LADY HEALTH WORKERS IN RURAL AREAS: There has been a lot of awareness about thalassemia in major cities. In rural areas situation is entirely different where 65 per cent of our people live. Seventy thousand to 100,000 lady health workers (LHW) working under MOH provide advice to families in rural areas on safe motherhood, malnutrition, child spacing, vaccination and common communicable diseases. It is important that thalassemia prevention be incorporated in National Programme for Family Planning & Primary Health Care so that the network of LHW can be utilized to disseminate information about this preventable disorder.

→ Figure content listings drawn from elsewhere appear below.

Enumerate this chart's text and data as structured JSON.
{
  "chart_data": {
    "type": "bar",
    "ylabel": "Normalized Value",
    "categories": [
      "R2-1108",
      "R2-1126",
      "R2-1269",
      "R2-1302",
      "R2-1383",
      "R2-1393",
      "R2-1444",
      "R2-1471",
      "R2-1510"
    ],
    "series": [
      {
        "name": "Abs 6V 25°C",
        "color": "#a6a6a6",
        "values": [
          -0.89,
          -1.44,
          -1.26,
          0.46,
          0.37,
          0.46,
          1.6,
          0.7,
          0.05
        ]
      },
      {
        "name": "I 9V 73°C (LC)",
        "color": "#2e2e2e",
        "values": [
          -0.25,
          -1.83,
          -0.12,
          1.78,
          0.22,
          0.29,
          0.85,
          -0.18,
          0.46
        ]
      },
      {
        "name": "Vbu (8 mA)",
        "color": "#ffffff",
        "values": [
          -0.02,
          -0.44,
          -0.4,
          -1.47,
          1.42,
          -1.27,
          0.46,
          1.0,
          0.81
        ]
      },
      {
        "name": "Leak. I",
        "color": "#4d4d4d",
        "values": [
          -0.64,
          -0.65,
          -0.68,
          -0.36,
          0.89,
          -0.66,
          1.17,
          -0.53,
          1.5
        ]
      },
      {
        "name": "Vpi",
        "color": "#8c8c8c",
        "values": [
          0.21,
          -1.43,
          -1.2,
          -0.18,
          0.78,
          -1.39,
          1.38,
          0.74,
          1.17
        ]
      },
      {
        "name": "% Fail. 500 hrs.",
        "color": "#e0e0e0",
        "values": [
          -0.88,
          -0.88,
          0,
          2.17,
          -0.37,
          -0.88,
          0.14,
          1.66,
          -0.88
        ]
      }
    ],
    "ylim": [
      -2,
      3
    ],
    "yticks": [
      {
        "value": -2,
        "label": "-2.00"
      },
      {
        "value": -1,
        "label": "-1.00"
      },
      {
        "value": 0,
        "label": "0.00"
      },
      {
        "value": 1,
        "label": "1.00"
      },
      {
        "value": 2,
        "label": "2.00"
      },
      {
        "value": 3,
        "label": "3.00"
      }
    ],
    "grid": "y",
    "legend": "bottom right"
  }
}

LHW would need to educate the families about mode of inheritance, carrier screening, inter-family marriages, preventive counselling, small family size and prenatal diagnosis.

This would be a very cost effective approach to educate the rural masses.

 

ROLE OF INSTITUTIONAL HEADS/HOSPITAL DIRECTORS:

* Create facility for chronic villous sampling in major public hospitals. Maybe one in each province would suffice initially.

* Standardize laboratory services with availability of thalassemia screening and confirmatory tests in all teaching Hospitals.

POLITICAL, RELIGIOUS AND COMMUNITY LEADERSHIP: In developing countries with low literacy rate, political leaders, religious scholars and various community heads are like “gods and goddess”. They can be very effective in motivating the masses, Philanthropists and media about disease prevention. Also they can utilize their high profile presence to pursue the officials to initiate national programmes for thalassemia prevention and eradication.

 

ROLE OF GOVERNMENT:

* Poverty alleviation plans to be strengthened because almost 60-90 per cent thalassemics belong to poor socio-economic status and most are from rural/sub-urban area.

* Ministries of Health, Education and Social/Women welfare need to work together. As a first step they should use electronic and print media to educate masses about disease prevention.

* International funding should be sought to raise national plans and protocols.

* Technical assistance should sought from Thalassemia International Federation (TIF).

Dissemination of information to the community is the most important and cost effective way in preventive strategies. Hundreds and thousands people get motivated and take steps for disease prevention and eradication at individual and community level. Meanwhile it is important that thalassemia is incorporated in national health plans and preventive programmes are initiated at national level.